I continue to wonder why, with so much cheap money, there aren't more new businesses starting up? I wonder why big, established businesses are not expanding, creating new products and hiring more people? It concerns me that our economic climate is so slow to improve. There are any number of possible reasons: global economic malaise; too many countries spending more money than they can justify; too much uncertainty with regard to Obamacare; too much over regulation by government… just too much uncertainty.

When looking at the data from both a micro and macro level, it is important to keep everything in perspective. Analyzing data in light of a global and domestic 'big picture', economically, is a non-trivial task and certainly can sway the interpretation of the data.

I have learned that emotions and opinions are fallible and unreliable. Data and unbiased analysis of data tend to be far more dependable and certainly more trustworthy.

Right now, my data are telling me to be very, very careful. When the data are saying that no discernable trend is being detected, it is best to not guess. It is best to ignore the talking heads. It is best to seek the counsel of unemotional data and not the counsel of emotion and ego.

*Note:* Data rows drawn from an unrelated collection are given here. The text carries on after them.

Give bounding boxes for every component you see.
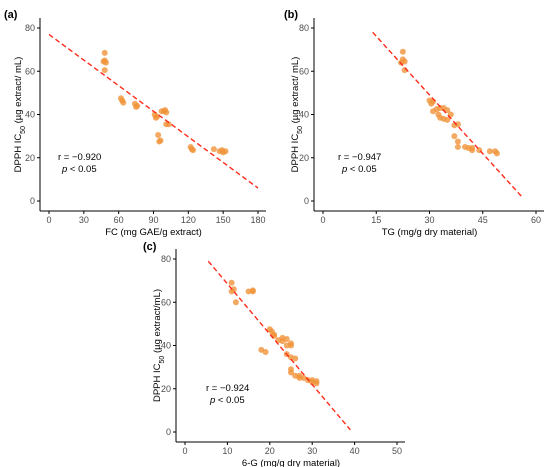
data-point — [486, 148, 493, 155]
data-point — [222, 148, 229, 155]
y-axis-title: DPPH IC50 (µg extract/ mL) — [290, 57, 304, 173]
y-tick-label: 80 — [25, 23, 35, 33]
data-point — [399, 48, 406, 55]
data-point — [120, 99, 127, 106]
p-value-label: p < 0.05 — [209, 395, 245, 406]
correlation-r-label: r = −0.947 — [338, 152, 381, 163]
regression-line — [48, 33, 259, 189]
panel-label: (a) — [4, 9, 18, 21]
data-point — [454, 138, 461, 145]
y-tick-label: 0 — [166, 427, 171, 437]
data-point — [189, 147, 196, 154]
x-tick-label: 40 — [350, 446, 360, 456]
x-tick-label: 120 — [181, 215, 196, 225]
y-axis-title: DPPH IC50 (µg extract/mL) — [152, 289, 166, 402]
x-tick-label: 60 — [114, 215, 124, 225]
data-point — [228, 288, 235, 295]
y-tick-label: 60 — [25, 66, 35, 76]
data-point — [249, 288, 256, 295]
regression-line — [207, 260, 351, 431]
data-point — [283, 336, 290, 343]
x-axis-title: TG (mg/g dry material) — [382, 227, 478, 238]
data-point — [155, 132, 162, 139]
x-tick-label: 150 — [216, 215, 231, 225]
data-point — [296, 374, 303, 381]
y-tick-label: 60 — [299, 66, 309, 76]
panel-label: (b) — [284, 9, 298, 21]
y-tick-label: 20 — [25, 153, 35, 163]
data-point — [101, 67, 108, 74]
y-tick-label: 20 — [161, 384, 171, 394]
chart-panel-2: (b) 0 20 40 60 80 0 15 30 45 60 TG (mg/g dry materi… — [284, 9, 544, 238]
data-point — [262, 348, 269, 355]
p-value-label: p < 0.05 — [61, 164, 97, 175]
data-point — [313, 378, 320, 385]
correlation-r-label: r = −0.924 — [206, 383, 249, 394]
data-point — [163, 109, 170, 116]
data-point — [451, 133, 458, 140]
x-tick-label: 180 — [250, 215, 265, 225]
y-tick-label: 40 — [25, 110, 35, 120]
data-point — [454, 121, 461, 128]
data-point — [134, 102, 141, 109]
data-point — [493, 150, 500, 157]
panel-label: (c) — [143, 241, 157, 253]
x-tick-label: 20 — [265, 446, 275, 456]
x-tick-label: 50 — [392, 446, 402, 456]
x-tick-label: 0 — [320, 215, 325, 225]
data-point — [288, 369, 294, 376]
x-tick-label: 0 — [46, 215, 51, 225]
y-tick-label: 20 — [299, 153, 309, 163]
y-tick-label: 40 — [299, 110, 309, 120]
data-point — [165, 121, 172, 128]
y-axis-title: DPPH IC50 (µg extract/ mL) — [13, 57, 27, 173]
data-point — [101, 49, 108, 56]
data-point — [157, 137, 164, 144]
regression-line — [372, 31, 523, 198]
data-point — [100, 58, 107, 65]
x-tick-label: 60 — [531, 215, 541, 225]
data-point — [454, 143, 461, 150]
p-value-label: p < 0.05 — [341, 164, 377, 175]
data-point — [210, 146, 217, 153]
y-tick-label: 0 — [304, 196, 309, 206]
x-tick-label: 30 — [79, 215, 89, 225]
y-tick-label: 80 — [299, 23, 309, 33]
x-tick-label: 30 — [307, 446, 317, 456]
x-tick-label: 30 — [424, 215, 434, 225]
data-point — [469, 147, 476, 154]
y-tick-label: 80 — [161, 254, 171, 264]
correlation-r-label: r = −0.920 — [58, 152, 101, 163]
x-tick-label: 10 — [222, 446, 232, 456]
data-point — [228, 279, 235, 286]
x-tick-label: 15 — [371, 215, 381, 225]
data-point — [288, 342, 294, 349]
x-tick-label: 0 — [182, 446, 187, 456]
x-axis-title: FC (mg GAE/g extract) — [105, 227, 202, 238]
x-tick-label: 45 — [478, 215, 488, 225]
y-tick-label: 40 — [161, 341, 171, 351]
x-tick-label: 90 — [148, 215, 158, 225]
y-tick-label: 60 — [161, 297, 171, 307]
chart-panel-3: (c) 0 20 40 60 80 0 10 20 30 40 50 6-G (mg/g dry mat… — [143, 241, 405, 467]
data-point — [444, 116, 451, 123]
chart-panel-1: (a) 0 20 40 60 80 0 30 60 90 120 150 180 FC (mg GAE/g… — [4, 9, 266, 238]
x-axis-title: 6-G (mg/g dry material) — [242, 458, 340, 467]
data-point — [232, 299, 239, 306]
data-point — [153, 113, 160, 120]
data-point — [444, 107, 451, 114]
y-tick-label: 0 — [30, 196, 35, 206]
data-point — [292, 355, 299, 362]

Sometimes the smartest money is on the sidelines, waiting for just the right time to get back to work. Remember… when our money is invested in the stock market, it is at an elevated risk of loss. You and I are not afraid to have our money at risk in the stock market. That is why we buy and sell stocks. But, neither of us want to take on more risk than we believe to be appropriate. Right now… the risk is high and frankly, too high to have more than about 20%-30% exposed to this market.